Bull case: PPI cools from April, core PPI stays near or below consensus, jobless claims remain close to 220,000, WTI stays below $90 and Oracle’s weakness remains company-specific. In that setup, the S&P 500 can reclaim 7,365 and retest the 7,390 to 7,400 zone that failed on Wednesday. Nasdaq leadership would need Micron, Nvidia, Lam Research and Applied Materials to hold their premarket gains.

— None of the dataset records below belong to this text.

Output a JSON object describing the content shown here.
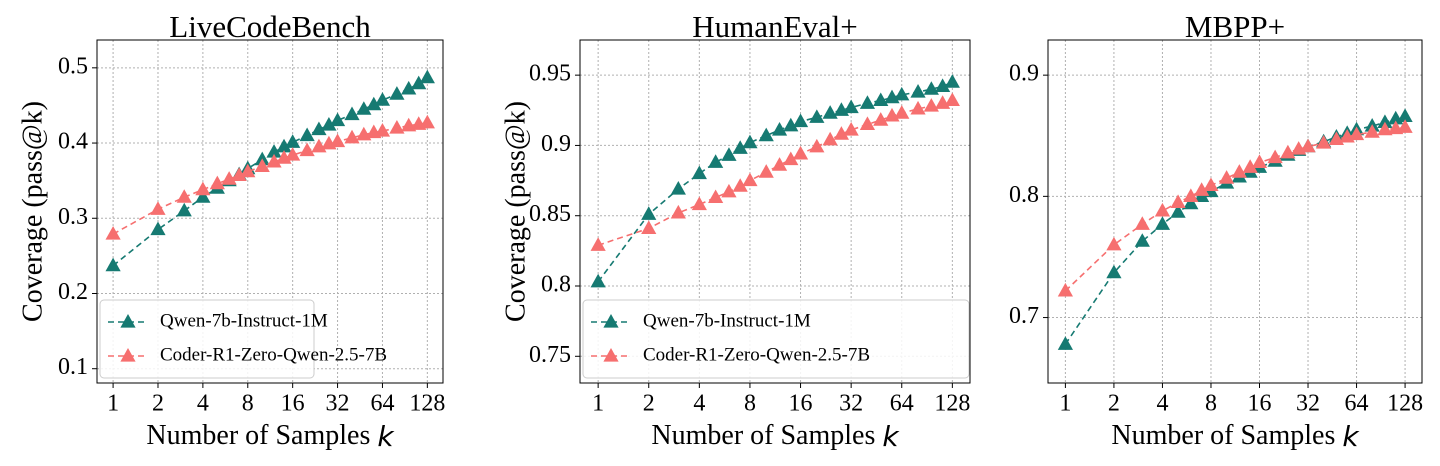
{
  "chart_data": [
    {
      "type": "line",
      "title": "LiveCodeBench",
      "ylabel": "Coverage (pass@k)",
      "xlabel": {
        "text": "Number of Samples",
        "variable": "k"
      },
      "x": [
        1,
        2,
        3,
        4,
        5,
        6,
        7,
        8,
        10,
        12,
        14,
        16,
        20,
        24,
        28,
        32,
        40,
        48,
        56,
        64,
        80,
        96,
        112,
        128
      ],
      "xscale": "log",
      "xlim": [
        0.78,
        163
      ],
      "xticks": [
        1,
        2,
        4,
        8,
        16,
        32,
        64,
        128
      ],
      "ylim": [
        0.081,
        0.537
      ],
      "yticks": [
        0.1,
        0.2,
        0.3,
        0.4,
        0.5
      ],
      "grid": true,
      "legend": "lower left",
      "marker": "triangle",
      "series": [
        {
          "name": "Qwen-7b-Instruct-1M",
          "color": "#167a72",
          "values": [
            0.237,
            0.285,
            0.31,
            0.328,
            0.34,
            0.35,
            0.358,
            0.366,
            0.378,
            0.388,
            0.395,
            0.401,
            0.41,
            0.418,
            0.424,
            0.43,
            0.438,
            0.445,
            0.451,
            0.457,
            0.465,
            0.472,
            0.479,
            0.487
          ]
        },
        {
          "name": "Coder-R1-Zero-Qwen-2.5-7B",
          "color": "#f66f6f",
          "values": [
            0.279,
            0.312,
            0.328,
            0.338,
            0.346,
            0.352,
            0.357,
            0.362,
            0.369,
            0.375,
            0.38,
            0.384,
            0.39,
            0.395,
            0.399,
            0.402,
            0.407,
            0.411,
            0.414,
            0.416,
            0.42,
            0.423,
            0.425,
            0.427
          ]
        }
      ]
    },
    {
      "type": "line",
      "title": "HumanEval+",
      "ylabel": "Coverage (pass@k)",
      "xlabel": {
        "text": "Number of Samples",
        "variable": "k"
      },
      "x": [
        1,
        2,
        3,
        4,
        5,
        6,
        7,
        8,
        10,
        12,
        14,
        16,
        20,
        24,
        28,
        32,
        40,
        48,
        56,
        64,
        80,
        96,
        112,
        128
      ],
      "xscale": "log",
      "xlim": [
        0.78,
        163
      ],
      "xticks": [
        1,
        2,
        4,
        8,
        16,
        32,
        64,
        128
      ],
      "ylim": [
        0.731,
        0.975
      ],
      "yticks": [
        0.75,
        0.8,
        0.85,
        0.9,
        0.95
      ],
      "grid": true,
      "legend": "lower left",
      "marker": "triangle",
      "series": [
        {
          "name": "Qwen-7b-Instruct-1M",
          "color": "#167a72",
          "values": [
            0.803,
            0.851,
            0.869,
            0.88,
            0.888,
            0.893,
            0.898,
            0.902,
            0.907,
            0.911,
            0.914,
            0.917,
            0.92,
            0.923,
            0.925,
            0.927,
            0.93,
            0.932,
            0.934,
            0.936,
            0.938,
            0.94,
            0.942,
            0.945
          ]
        },
        {
          "name": "Coder-R1-Zero-Qwen-2.5-7B",
          "color": "#f66f6f",
          "values": [
            0.829,
            0.841,
            0.852,
            0.858,
            0.863,
            0.867,
            0.871,
            0.875,
            0.881,
            0.886,
            0.89,
            0.894,
            0.899,
            0.904,
            0.908,
            0.911,
            0.915,
            0.918,
            0.921,
            0.923,
            0.926,
            0.928,
            0.93,
            0.932
          ]
        }
      ]
    },
    {
      "type": "line",
      "title": "MBPP+",
      "xlabel": {
        "text": "Number of Samples",
        "variable": "k"
      },
      "x": [
        1,
        2,
        3,
        4,
        5,
        6,
        7,
        8,
        10,
        12,
        14,
        16,
        20,
        24,
        28,
        32,
        40,
        48,
        56,
        64,
        80,
        96,
        112,
        128
      ],
      "xscale": "log",
      "xlim": [
        0.78,
        163
      ],
      "xticks": [
        1,
        2,
        4,
        8,
        16,
        32,
        64,
        128
      ],
      "ylim": [
        0.646,
        0.929
      ],
      "yticks": [
        0.7,
        0.8,
        0.9
      ],
      "grid": true,
      "marker": "triangle",
      "series": [
        {
          "name": "Qwen-7b-Instruct-1M",
          "color": "#167a72",
          "values": [
            0.678,
            0.737,
            0.763,
            0.777,
            0.787,
            0.794,
            0.8,
            0.804,
            0.811,
            0.816,
            0.82,
            0.824,
            0.829,
            0.834,
            0.838,
            0.841,
            0.845,
            0.849,
            0.852,
            0.855,
            0.858,
            0.861,
            0.864,
            0.866
          ]
        },
        {
          "name": "Coder-R1-Zero-Qwen-2.5-7B",
          "color": "#f66f6f",
          "values": [
            0.722,
            0.76,
            0.777,
            0.788,
            0.795,
            0.8,
            0.805,
            0.809,
            0.815,
            0.82,
            0.824,
            0.828,
            0.832,
            0.836,
            0.839,
            0.841,
            0.844,
            0.847,
            0.849,
            0.851,
            0.853,
            0.855,
            0.856,
            0.857
          ]
        }
      ]
    }
  ]
}
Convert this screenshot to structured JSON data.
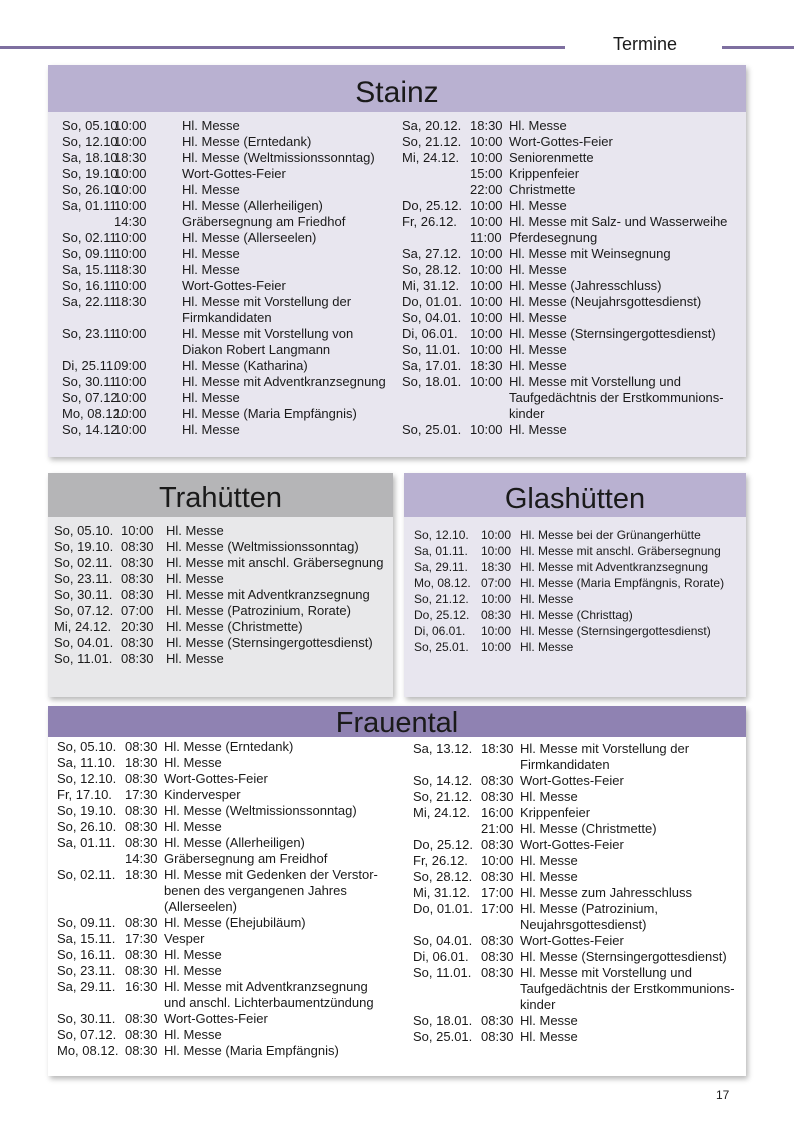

Bear case: PPI is sticky, yields rise, crude reverses higher and Oracle’s funding story spreads into cloud, software and data-center stocks. That would bring the market back to Wednesday’s core problem: inflation risk, oil risk and AI-capex risk moving in the same direction. A failure back below 7,285 would put 7,240 and then 7,200 back in play.
The AlphaEdge call: Thursday’s open should look better than Wednesday’s close, but this is still a prove-it rebound. Trust the rally only if PPI behaves, the 10-year yield stays contained, WTI remains below $90, and Oracle’s AI-funding anxiety does not infect the broader software and semiconductor tape.